安久遠將事情的前前後後忍痛流淚說了一遍。
楚天幕是個不容易相信人的,可是他看到安久遠的模樣,聽完他的話語,直覺就相信了他,也覺得這元歷太齷齪了,情緒不易控制,像個瘋子一樣,竟然能幹出這種傷風敗俗的事情來。
“你是如何帶着元霜的屍體逃出陶城來的?”同情歸同情,該問清楚的必須問清楚。
“我沒有將霜霜帶出來,只是將她帶出元府,掩埋在陶城一處風景好的地方。我是一個人出來的,我們安家也有親信現在混編入元家叛軍內,現在任高職。之前,安家親信以爲我們安家的人都死光了,又被朝廷通緝不得已才加入元家叛軍的……”
“是他開城門正大光明的放你出來的?”楚天幕皺眉。
“不是,陶城雖然禁了普通人的出入,但是大型商隊補給之類的還是能從北門進出的。我是被安排在一隊補給隊出城的。他也有投誠的意思,只是礙於元歷實在太殘忍了,不敢有所動作,這次我去專門找了他,他對我仍舊忠誠無二,如果你相信我們……”
楚天幕盯着他的目光,冷冷道,“你是不是有什麼地方撒謊了?既然是向我投誠,必須要有點誠意纔好。”
安久遠一咬牙,從胸前拿出一個皮袋子,拿在楚天幕面前,“霜霜沒有埋掉,而是被我燒了,這是霜霜的骨灰,我想把她帶回京都,埋在家鄉。我拿霜霜的骨灰起誓言,我是真心想與殿下合作,想元歷死,不惜一切代價!”
楚天幕默了默,“節哀!”
“謝殿下。”
※※※
元軍軍營內。
元歷狀若瘋狂,“把這兩天的進出城的人員名單全部給我覈查一下,看其中有沒有的可疑的女人,還有,陶城上下全部給我搜一遍,無論是大戶小戶,但凡能藏人的地方都要搜,一家都不能放過。”
“是。統帥。”
“安久遠那邊有消息嗎?”
“有的,統帥,聯絡人說安久遠還混在京都城外災民羣裡打探消息,每天都有最新的情報傳回來。”

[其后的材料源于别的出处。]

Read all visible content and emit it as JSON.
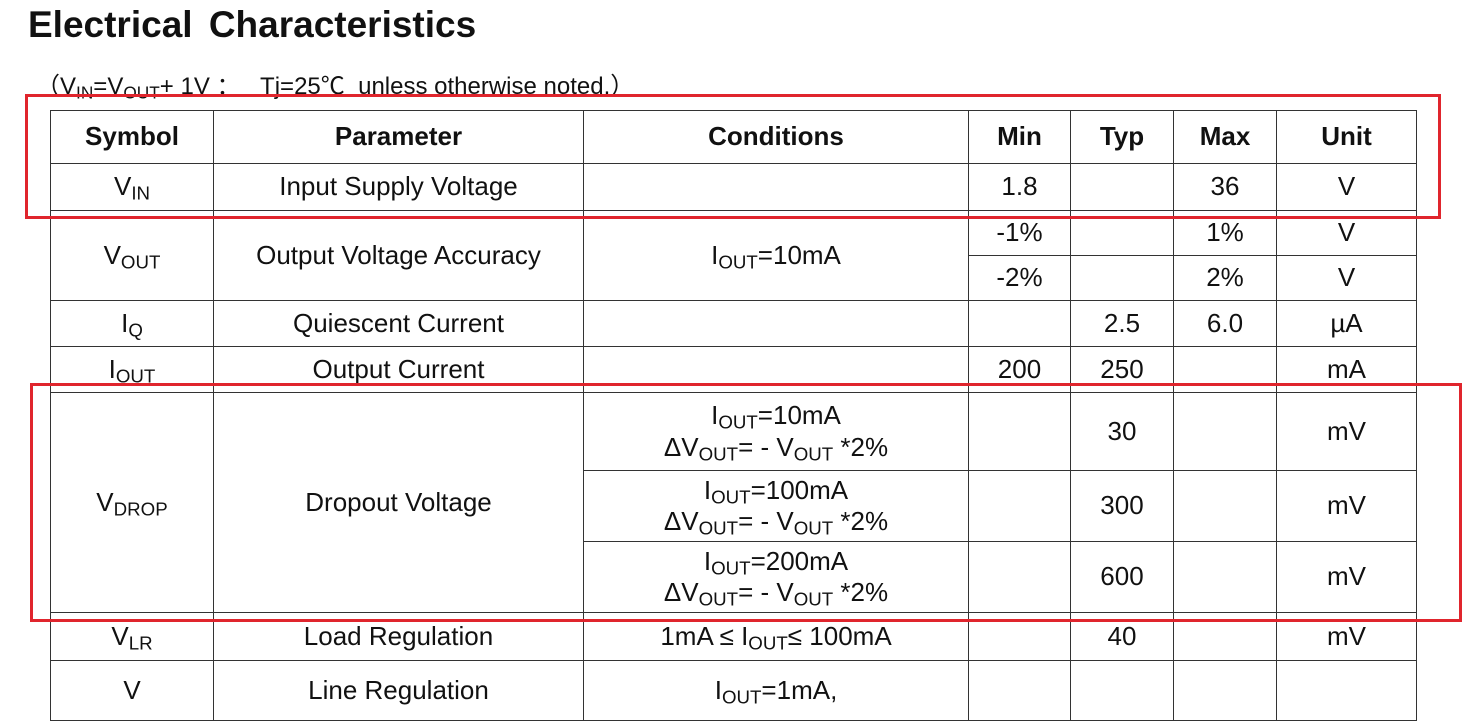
{
  "title": "Electrical  Characteristics",
  "subtitle": "（V_{IN}=V_{OUT}+ 1V ：   Tj=25℃  unless otherwise noted.）",
  "highlight_color": "#e0252d",
  "table": {
    "headers": [
      "Symbol",
      "Parameter",
      "Conditions",
      "Min",
      "Typ",
      "Max",
      "Unit"
    ],
    "groups": [
      {
        "symbol": "V_{IN}",
        "parameter": "Input Supply Voltage",
        "rows": [
          {
            "conditions": "",
            "min": "1.8",
            "typ": "",
            "max": "36",
            "unit": "V"
          }
        ]
      },
      {
        "symbol": "V_{OUT}",
        "parameter": "Output Voltage Accuracy",
        "conditions": "I_{OUT}=10mA",
        "rows": [
          {
            "min": "-1%",
            "typ": "",
            "max": "1%",
            "unit": "V"
          },
          {
            "min": "-2%",
            "typ": "",
            "max": "2%",
            "unit": "V"
          }
        ]
      },
      {
        "symbol": "I_{Q}",
        "parameter": "Quiescent Current",
        "rows": [
          {
            "conditions": "",
            "min": "",
            "typ": "2.5",
            "max": "6.0",
            "unit": "µA"
          }
        ]
      },
      {
        "symbol": "I_{OUT}",
        "parameter": "Output Current",
        "rows": [
          {
            "conditions": "",
            "min": "200",
            "typ": "250",
            "max": "",
            "unit": "mA"
          }
        ]
      },
      {
        "symbol": "V_{DROP}",
        "parameter": "Dropout Voltage",
        "rows": [
          {
            "conditions": [
              "I_{OUT}=10mA",
              "ΔV_{OUT}= - V_{OUT} *2%"
            ],
            "min": "",
            "typ": "30",
            "max": "",
            "unit": "mV"
          },
          {
            "conditions": [
              "I_{OUT}=100mA",
              "ΔV_{OUT}= - V_{OUT} *2%"
            ],
            "min": "",
            "typ": "300",
            "max": "",
            "unit": "mV"
          },
          {
            "conditions": [
              "I_{OUT}=200mA",
              "ΔV_{OUT}= - V_{OUT} *2%"
            ],
            "min": "",
            "typ": "600",
            "max": "",
            "unit": "mV"
          }
        ]
      },
      {
        "symbol": "V_{LR}",
        "parameter": "Load Regulation",
        "rows": [
          {
            "conditions": "1mA ≤ I_{OUT}≤ 100mA",
            "min": "",
            "typ": "40",
            "max": "",
            "unit": "mV"
          }
        ]
      },
      {
        "symbol": "V",
        "parameter": "Line Regulation",
        "rows": [
          {
            "conditions": [
              "I_{OUT}=1mA,"
            ],
            "min": "",
            "typ": "",
            "max": "",
            "unit": ""
          }
        ]
      }
    ]
  }
}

元歷陰沉不定,他也不確信到底是元霜一個人走掉的還是有人營救她?沒人營救的話,她是如何得到兇器的?如果有人營救的話,想來想去,只有安久遠一個人了,可是探子卻報,安久遠還遠在京都。
元歷現在處於暴怒的邊緣,脾氣一直在隱忍着,他想元霜,他要必須很快的見到元霜,這是一個種從小就種下的根深蒂固的病。
他後悔,他明不該那樣對她的,要不然她不會逃走,或者他應該用鐵鎖鏈將她鎖骨穿上,她就逃不掉了?